I have been forwarded an email from reader Maurice Dower, which includes pictures of a bird which was in his garden recently.
Maurice says: “Whilst I was tidying up my front garden, I had a visitor which I believe was a young pheasant. It eventually ran over the road and hid in some shrubs, where its plumage illustrated its camouflage value.”
Maurice is right. His visitor was a young pheasant, yet to attain his full adult colours. Thousands of pheasants are released into the countryside every summer to provide sport for the shooting season. They are very prone to wander, as any gamekeeper will tell you .
Gardens, especially those with bird feeders, are a great attraction to wandering pheasants. Being used to feeders in their pens, these young pheasants are quick avail themselves of a free feed.
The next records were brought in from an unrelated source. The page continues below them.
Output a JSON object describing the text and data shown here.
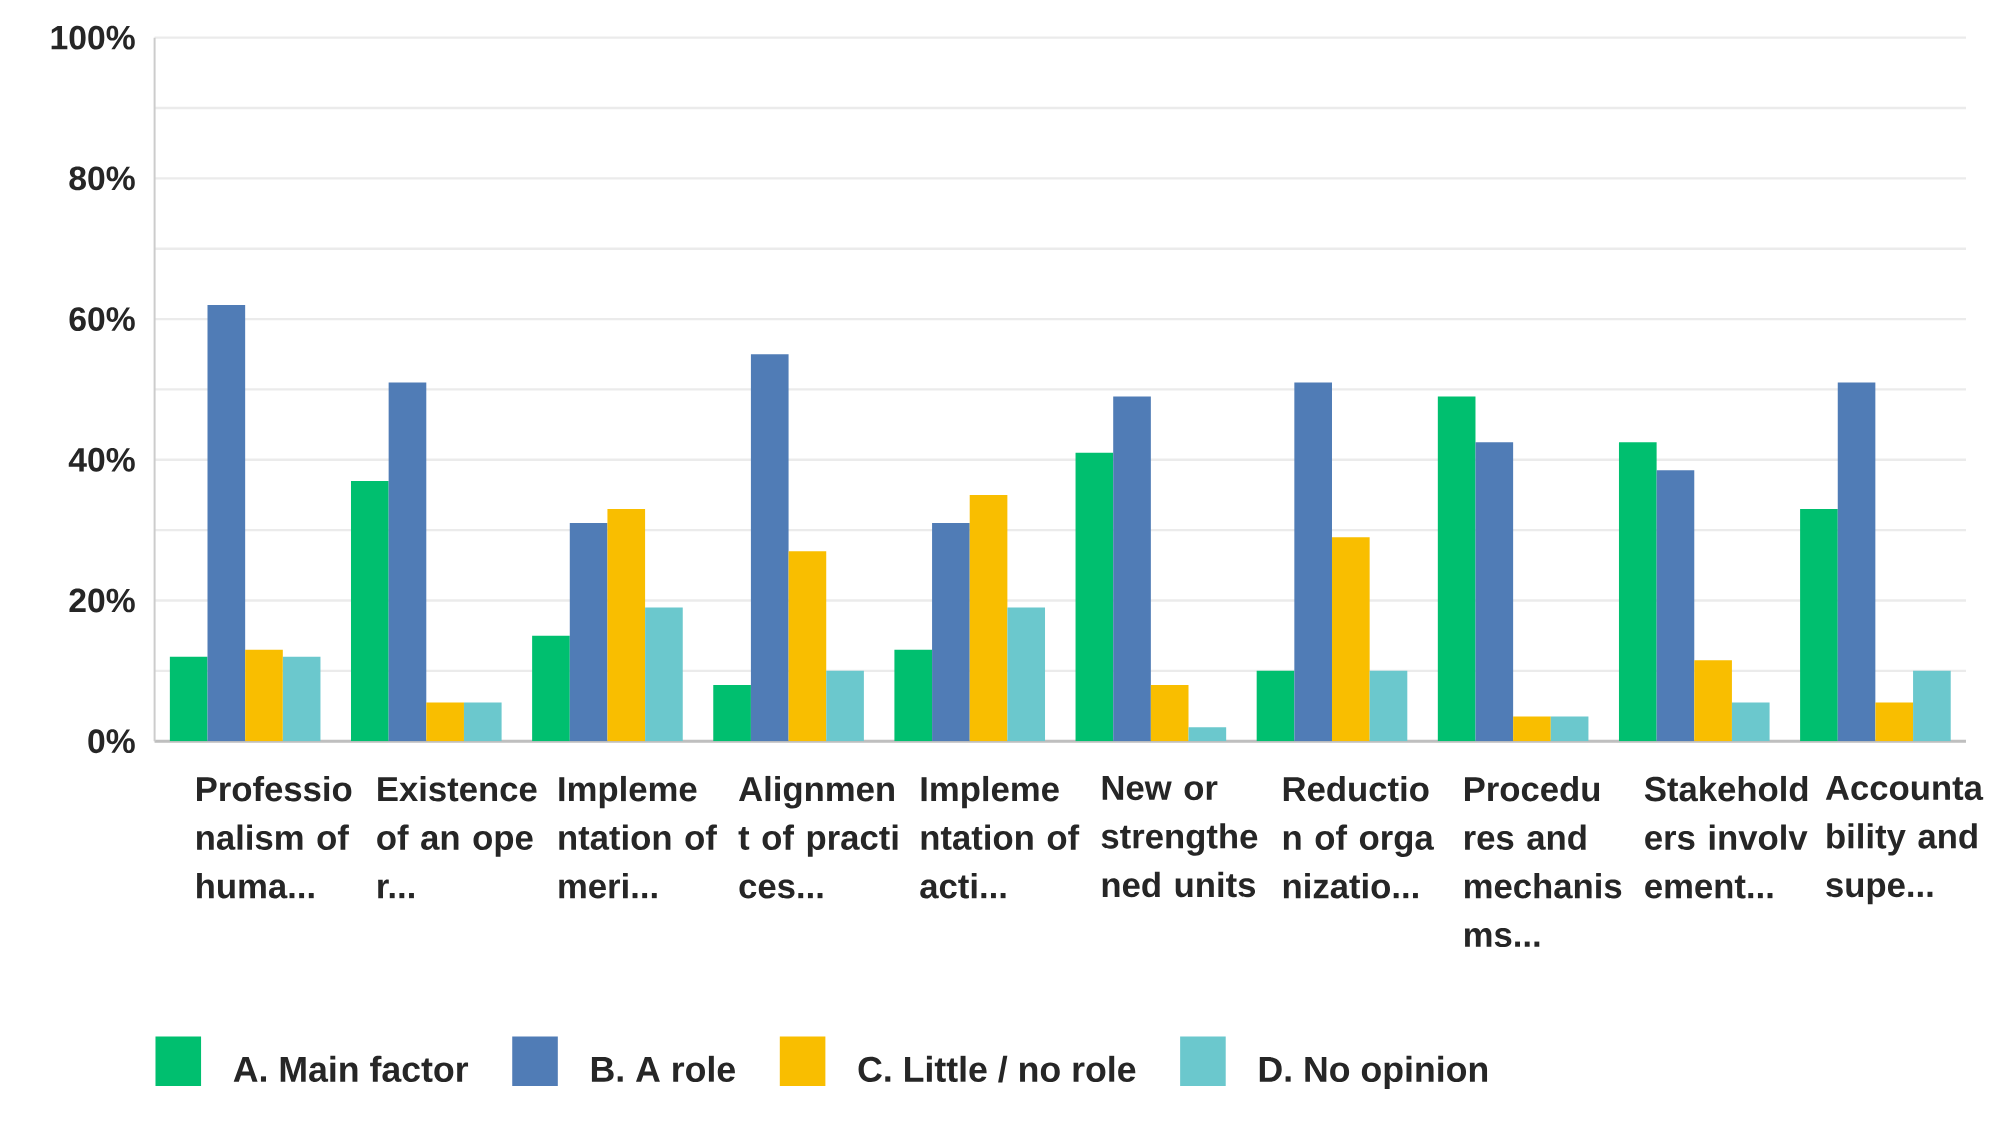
{
  "chart_data": {
    "type": "bar",
    "categories": [
      "Professionalism of huma...",
      "Existence of an oper...",
      "Implementation of meri...",
      "Alignment of practices...",
      "Implementation of acti...",
      "New or strengthened units",
      "Reduction of organizatio...",
      "Procedures and mechanisms...",
      "Stakeholders involvement...",
      "Accountability and supe..."
    ],
    "series": [
      {
        "name": "A. Main factor",
        "color": "#00bf6f",
        "values": [
          12,
          37,
          15,
          8,
          13,
          41,
          10,
          49,
          42.5,
          33
        ]
      },
      {
        "name": "B. A role",
        "color": "#507cb6",
        "values": [
          62,
          51,
          31,
          55,
          31,
          49,
          51,
          42.5,
          38.5,
          51
        ]
      },
      {
        "name": "C. Little / no role",
        "color": "#f9be00",
        "values": [
          13,
          5.5,
          33,
          27,
          35,
          8,
          29,
          3.5,
          11.5,
          5.5
        ]
      },
      {
        "name": "D. No opinion",
        "color": "#6bc8cd",
        "values": [
          12,
          5.5,
          19,
          10,
          19,
          2,
          10,
          3.5,
          5.5,
          10
        ]
      }
    ],
    "ylim": [
      0,
      100
    ],
    "yticks": [
      {
        "value": 0,
        "label": "0%"
      },
      {
        "value": 10,
        "label": null
      },
      {
        "value": 20,
        "label": "20%"
      },
      {
        "value": 30,
        "label": null
      },
      {
        "value": 40,
        "label": "40%"
      },
      {
        "value": 50,
        "label": null
      },
      {
        "value": 60,
        "label": "60%"
      },
      {
        "value": 70,
        "label": null
      },
      {
        "value": 80,
        "label": "80%"
      },
      {
        "value": 90,
        "label": null
      },
      {
        "value": 100,
        "label": "100%"
      }
    ],
    "grid": "y",
    "legend": "bottom"
  }
}
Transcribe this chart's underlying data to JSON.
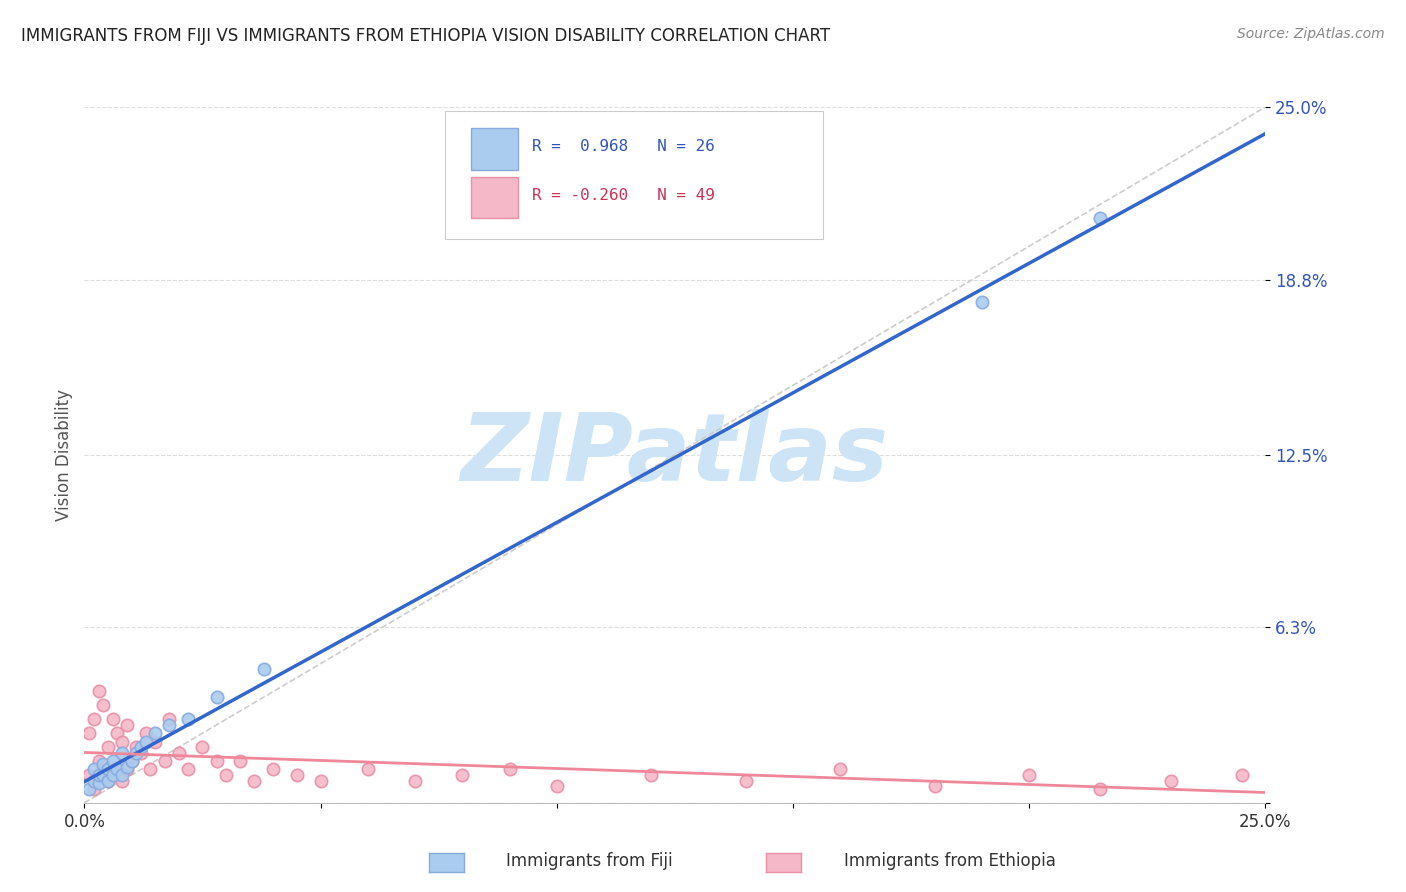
{
  "title": "IMMIGRANTS FROM FIJI VS IMMIGRANTS FROM ETHIOPIA VISION DISABILITY CORRELATION CHART",
  "source": "Source: ZipAtlas.com",
  "ylabel": "Vision Disability",
  "xlim": [
    0.0,
    0.25
  ],
  "ylim": [
    0.0,
    0.25
  ],
  "ytick_values": [
    0.0,
    0.063,
    0.125,
    0.188,
    0.25
  ],
  "ytick_labels": [
    "",
    "6.3%",
    "12.5%",
    "18.8%",
    "25.0%"
  ],
  "xtick_values": [
    0.0,
    0.05,
    0.1,
    0.15,
    0.2,
    0.25
  ],
  "xtick_labels": [
    "0.0%",
    "",
    "",
    "",
    "",
    "25.0%"
  ],
  "background_color": "#ffffff",
  "grid_color": "#dddddd",
  "fiji_color": "#aaccee",
  "fiji_edge_color": "#88aadd",
  "ethiopia_color": "#f5b8c8",
  "ethiopia_edge_color": "#e890a8",
  "fiji_R": 0.968,
  "fiji_N": 26,
  "ethiopia_R": -0.26,
  "ethiopia_N": 49,
  "fiji_line_color": "#3366cc",
  "ethiopia_line_color": "#ee8899",
  "diag_line_color": "#cccccc",
  "watermark_text": "ZIPatlas",
  "watermark_color": "#cce4f5",
  "legend_label_fiji": "Immigrants from Fiji",
  "legend_label_ethiopia": "Immigrants from Ethiopia",
  "fiji_points_x": [
    0.001,
    0.002,
    0.002,
    0.003,
    0.003,
    0.004,
    0.004,
    0.005,
    0.005,
    0.006,
    0.006,
    0.007,
    0.008,
    0.008,
    0.009,
    0.01,
    0.011,
    0.012,
    0.013,
    0.015,
    0.018,
    0.022,
    0.028,
    0.038,
    0.19,
    0.215
  ],
  "fiji_points_y": [
    0.005,
    0.008,
    0.012,
    0.007,
    0.01,
    0.01,
    0.014,
    0.008,
    0.012,
    0.01,
    0.015,
    0.012,
    0.01,
    0.018,
    0.013,
    0.015,
    0.018,
    0.02,
    0.022,
    0.025,
    0.028,
    0.03,
    0.038,
    0.048,
    0.18,
    0.21
  ],
  "ethiopia_points_x": [
    0.001,
    0.001,
    0.002,
    0.002,
    0.003,
    0.003,
    0.004,
    0.004,
    0.005,
    0.005,
    0.006,
    0.006,
    0.007,
    0.007,
    0.008,
    0.008,
    0.009,
    0.009,
    0.01,
    0.011,
    0.012,
    0.013,
    0.014,
    0.015,
    0.017,
    0.018,
    0.02,
    0.022,
    0.025,
    0.028,
    0.03,
    0.033,
    0.036,
    0.04,
    0.045,
    0.05,
    0.06,
    0.07,
    0.08,
    0.09,
    0.1,
    0.12,
    0.14,
    0.16,
    0.18,
    0.2,
    0.215,
    0.23,
    0.245
  ],
  "ethiopia_points_y": [
    0.01,
    0.025,
    0.005,
    0.03,
    0.015,
    0.04,
    0.01,
    0.035,
    0.008,
    0.02,
    0.012,
    0.03,
    0.01,
    0.025,
    0.008,
    0.022,
    0.012,
    0.028,
    0.015,
    0.02,
    0.018,
    0.025,
    0.012,
    0.022,
    0.015,
    0.03,
    0.018,
    0.012,
    0.02,
    0.015,
    0.01,
    0.015,
    0.008,
    0.012,
    0.01,
    0.008,
    0.012,
    0.008,
    0.01,
    0.012,
    0.006,
    0.01,
    0.008,
    0.012,
    0.006,
    0.01,
    0.005,
    0.008,
    0.01
  ]
}
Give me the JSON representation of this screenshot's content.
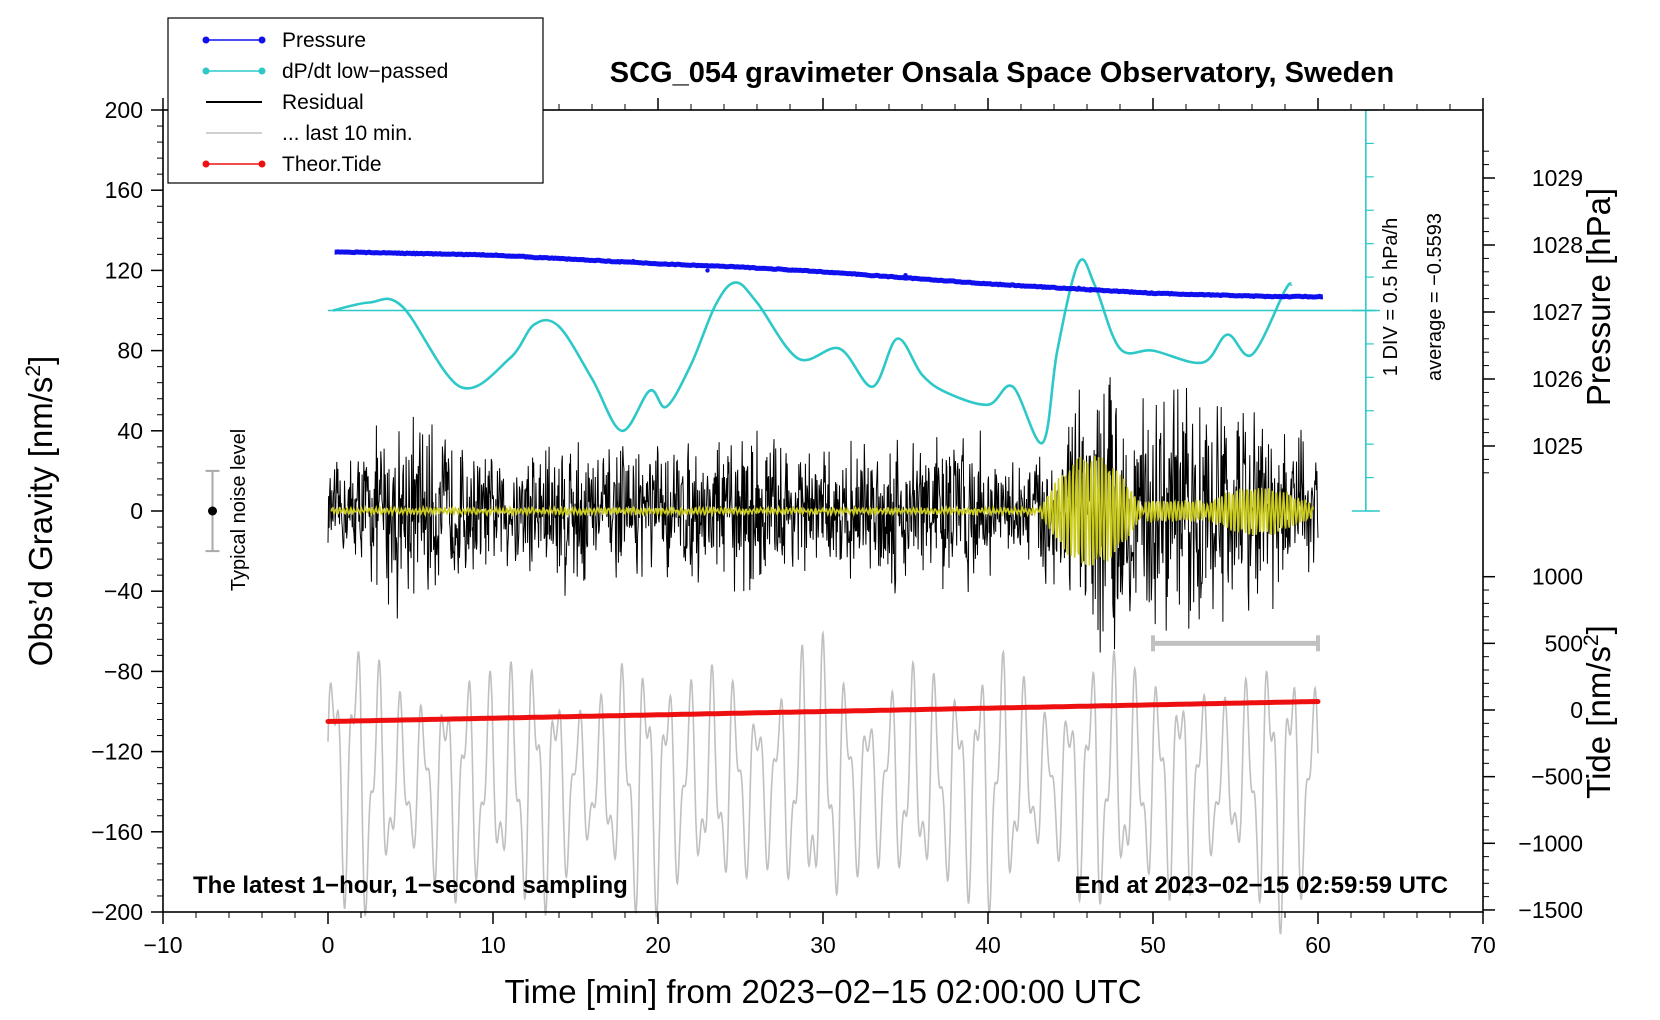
{
  "chart_data": {
    "type": "line",
    "title": "SCG_054 gravimeter Onsala Space Observatory, Sweden",
    "xlabel": "Time [min] from 2023−02−15 02:00:00 UTC",
    "ylabel_main": "Obs’d Gravity [nm/s",
    "ylabel_main_sup": "2",
    "ylabel_main_end": "]",
    "ylabel_pressure": "Pressure [hPa]",
    "ylabel_tide": "Tide [nm/s",
    "ylabel_tide_sup": "2",
    "ylabel_tide_end": "]",
    "xlim": [
      -10,
      70
    ],
    "ylim": [
      -200,
      200
    ],
    "xticks": [
      -10,
      0,
      10,
      20,
      30,
      40,
      50,
      60,
      70
    ],
    "xtick_labels": [
      "−10",
      "0",
      "10",
      "20",
      "30",
      "40",
      "50",
      "60",
      "70"
    ],
    "yticks": [
      200,
      160,
      120,
      80,
      40,
      0,
      -40,
      -80,
      -120,
      -160,
      -200
    ],
    "ytick_labels": [
      "200",
      "160",
      "120",
      "80",
      "40",
      "0",
      "−40",
      "−80",
      "−120",
      "−160",
      "−200"
    ],
    "pressure_axis": {
      "ticks": [
        1025,
        1026,
        1027,
        1028,
        1029
      ],
      "labels": [
        "1025",
        "1026",
        "1027",
        "1028",
        "1029"
      ],
      "ref_value": 1027
    },
    "tide_axis": {
      "ticks": [
        1000,
        500,
        0,
        -500,
        -1000,
        -1500
      ],
      "labels": [
        "1000",
        "500",
        "0",
        "−500",
        "−1000",
        "−1500"
      ]
    },
    "legend": [
      {
        "label": "Pressure",
        "color": "#1010ee",
        "marker": true
      },
      {
        "label": "dP/dt low−passed",
        "color": "#2ec8c8",
        "marker": true
      },
      {
        "label": "Residual",
        "color": "#000000",
        "marker": false
      },
      {
        "label": "... last 10 min.",
        "color": "#c0c0c0",
        "marker": false
      },
      {
        "label": "Theor.Tide",
        "color": "#ee1010",
        "marker": true
      }
    ],
    "series": [
      {
        "name": "Pressure",
        "color": "#1010ee",
        "x": [
          0,
          10,
          20,
          25,
          30,
          40,
          45,
          50,
          57,
          60
        ],
        "y": [
          1027.9,
          1027.85,
          1027.72,
          1027.67,
          1027.6,
          1027.42,
          1027.35,
          1027.28,
          1027.23,
          1027.23
        ]
      },
      {
        "name": "dP/dt low−passed",
        "color": "#2ec8c8",
        "x": [
          0.3,
          2.5,
          4.5,
          8,
          11,
          12.5,
          14,
          16,
          17.8,
          19.5,
          20.5,
          22,
          23.5,
          24.7,
          26,
          28.5,
          31,
          33,
          34.5,
          36,
          37.5,
          40,
          41.5,
          43.3,
          44.2,
          45.5,
          46.5,
          48,
          50,
          53,
          54.5,
          56,
          58,
          58.4
        ],
        "y": [
          100,
          104,
          102,
          62,
          76,
          93,
          92,
          66,
          40,
          60,
          52,
          73,
          103,
          114,
          104,
          76,
          81,
          62,
          86,
          68,
          59,
          53,
          62,
          34,
          80,
          124,
          112,
          81,
          80,
          74,
          88,
          78,
          110,
          113
        ]
      },
      {
        "name": "Residual",
        "color": "#000000",
        "x_range": [
          0,
          60
        ],
        "envelope": [
          [
            0,
            22
          ],
          [
            3.5,
            50
          ],
          [
            4,
            60
          ],
          [
            10,
            30
          ],
          [
            14.5,
            50
          ],
          [
            17,
            35
          ],
          [
            23,
            40
          ],
          [
            26,
            48
          ],
          [
            30,
            32
          ],
          [
            34.5,
            45
          ],
          [
            39.5,
            47
          ],
          [
            40.5,
            25
          ],
          [
            43,
            35
          ],
          [
            44.5,
            60
          ],
          [
            46,
            70
          ],
          [
            47.5,
            85
          ],
          [
            49,
            60
          ],
          [
            52,
            70
          ],
          [
            56,
            60
          ],
          [
            59.7,
            40
          ]
        ]
      },
      {
        "name": "... last 10 min.",
        "color": "#c0c0c0",
        "x_range": [
          0,
          60
        ],
        "center": -135,
        "amplitude": 45
      },
      {
        "name": "Theor.Tide",
        "color": "#ee1010",
        "x": [
          0,
          60
        ],
        "y": [
          -105,
          -95
        ]
      }
    ],
    "bar_last10": {
      "x": [
        50,
        60
      ],
      "y": -66
    },
    "noise_marker": {
      "x": -7,
      "y": 0,
      "err": 20,
      "label": "Typical noise level"
    },
    "dpdt_label": "1 DIV = 0.5 hPa/h",
    "average_label": "average = −0.5593",
    "bottom_left_note": "The latest 1−hour, 1−second sampling",
    "bottom_right_note": "End at 2023−02−15 02:59:59 UTC"
  }
}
I have known individual pheasants become regular visitors to their chosen garden, often turning up regularly at the same time each day for a top-up of seed and grain. Of course, these birds can become great favourites of their hosts, often earning themselves pet names.
However, once a pheasant has adopted the safety and refuge of gardens, it is often good at keeping out of harm’s way when a shoot is going on.
Pheasants above all birds have shaped our local landscape. The reason local woods are often long straight strips is because they were planted for producing pheasants. This provision of pheasant habitat of course benefits many other species. Maurice’s pheasant just isn’t one of them.